The Savages opens under insanely blue skies in the full-service retirement village of Sun City, Arizona, with a bunch of senior ladies capering about in electric-blue cheerleading outfits, a scene of pure goofiness slyly offset on the soundtrack by a plaintive Peggy Lee singing "I Don't Want to Play in Your Yard"—an unadorned anthem to human neediness in general and sibling rivalry in particular. Estranged from their overbearing father and a mother who checked out early, Jon and Wendy delude themselves into believing that they've cut the family cord and moved on with their lives. In reality, Wendy's a stalled East Village playwright (a.k.a. temp) wasting her time in an irritable affair with her married neighbor (Peter Friedman), while Jon, a Buffalo college professor who cranks out obscure pomo-lit papers no one will ever read, refuses to marry his Polish girlfriend (Cara Seymour) even though he weeps when she makes him eggs. Trapped in extended adolescence, the two rattle around their separate but equally cramped lives, which grow a slight more cramped when a nocturnal phone call informs Wendy that Dad has flunked out of his retirement home.
Chickens flap home to roost as Wendy and Jon move their recalcitrant father to a dreary East Coast facility, where he confounds their every effort to take instruction from Elder Care for Dummies. Bosco gives a hilariously physical performance, but at its core The Savages is about a brother and sister who have been hopelessly failed in the parenting department and misbehave accordingly. Linney has always been a natural at playing tightly wound women on the verge, and there's something inexpressibly moving about watching the compulsively proactive Wendy, a child-woman in ringlets, come apart at the seams as she overcompensates for her phlegmatically withdrawn brother and lies through her teeth to upstage him.
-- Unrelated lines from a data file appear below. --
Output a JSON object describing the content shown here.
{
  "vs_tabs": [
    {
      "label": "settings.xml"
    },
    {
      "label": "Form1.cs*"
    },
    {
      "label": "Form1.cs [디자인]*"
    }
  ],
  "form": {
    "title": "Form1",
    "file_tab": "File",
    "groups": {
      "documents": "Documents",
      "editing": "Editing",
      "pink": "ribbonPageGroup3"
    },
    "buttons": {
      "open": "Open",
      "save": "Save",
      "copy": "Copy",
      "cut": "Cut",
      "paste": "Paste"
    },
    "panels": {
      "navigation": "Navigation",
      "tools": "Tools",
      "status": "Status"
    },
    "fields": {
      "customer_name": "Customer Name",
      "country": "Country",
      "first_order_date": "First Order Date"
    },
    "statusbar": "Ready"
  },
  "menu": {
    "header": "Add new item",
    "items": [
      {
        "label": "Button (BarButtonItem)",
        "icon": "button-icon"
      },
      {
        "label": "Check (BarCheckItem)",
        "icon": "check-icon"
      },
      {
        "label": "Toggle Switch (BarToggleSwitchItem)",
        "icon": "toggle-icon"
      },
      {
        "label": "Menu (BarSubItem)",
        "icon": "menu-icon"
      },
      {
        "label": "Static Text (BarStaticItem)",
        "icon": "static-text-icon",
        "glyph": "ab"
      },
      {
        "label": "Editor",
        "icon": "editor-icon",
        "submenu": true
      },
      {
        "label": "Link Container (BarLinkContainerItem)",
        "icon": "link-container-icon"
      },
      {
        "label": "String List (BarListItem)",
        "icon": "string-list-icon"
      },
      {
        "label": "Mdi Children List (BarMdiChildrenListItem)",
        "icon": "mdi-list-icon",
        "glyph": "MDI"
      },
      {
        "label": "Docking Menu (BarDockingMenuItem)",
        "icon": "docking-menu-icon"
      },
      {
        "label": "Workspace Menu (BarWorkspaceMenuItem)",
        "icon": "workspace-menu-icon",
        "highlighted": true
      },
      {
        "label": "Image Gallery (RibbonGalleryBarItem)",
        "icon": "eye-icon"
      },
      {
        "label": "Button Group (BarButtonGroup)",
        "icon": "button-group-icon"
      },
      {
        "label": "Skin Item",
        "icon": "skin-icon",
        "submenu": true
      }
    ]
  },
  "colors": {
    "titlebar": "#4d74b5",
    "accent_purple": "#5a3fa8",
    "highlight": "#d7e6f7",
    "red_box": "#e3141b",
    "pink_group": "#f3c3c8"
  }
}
Watching their father die, the pointedly named Savages make a perfectly synchronized emotional seesaw as they bicker away, a rabid squirrel trying to get a rise out of a grumpy bear.
Jenkins is no sentimentalist, and she won't patronize her benighted losers or her audience with epiphanies, apologies, or blinding insights. Yet the movie is dotted with moments of grace and whacked-out humor that reminded me of Jane Campion at her early best, and got me on board for this damaged duo's liberation. Theirs is a hesitant growing up that feels less like a sop to distributors wary of the bummer ending than a goofy act of tender mercy by a director who's moved on from the simple desire to shock.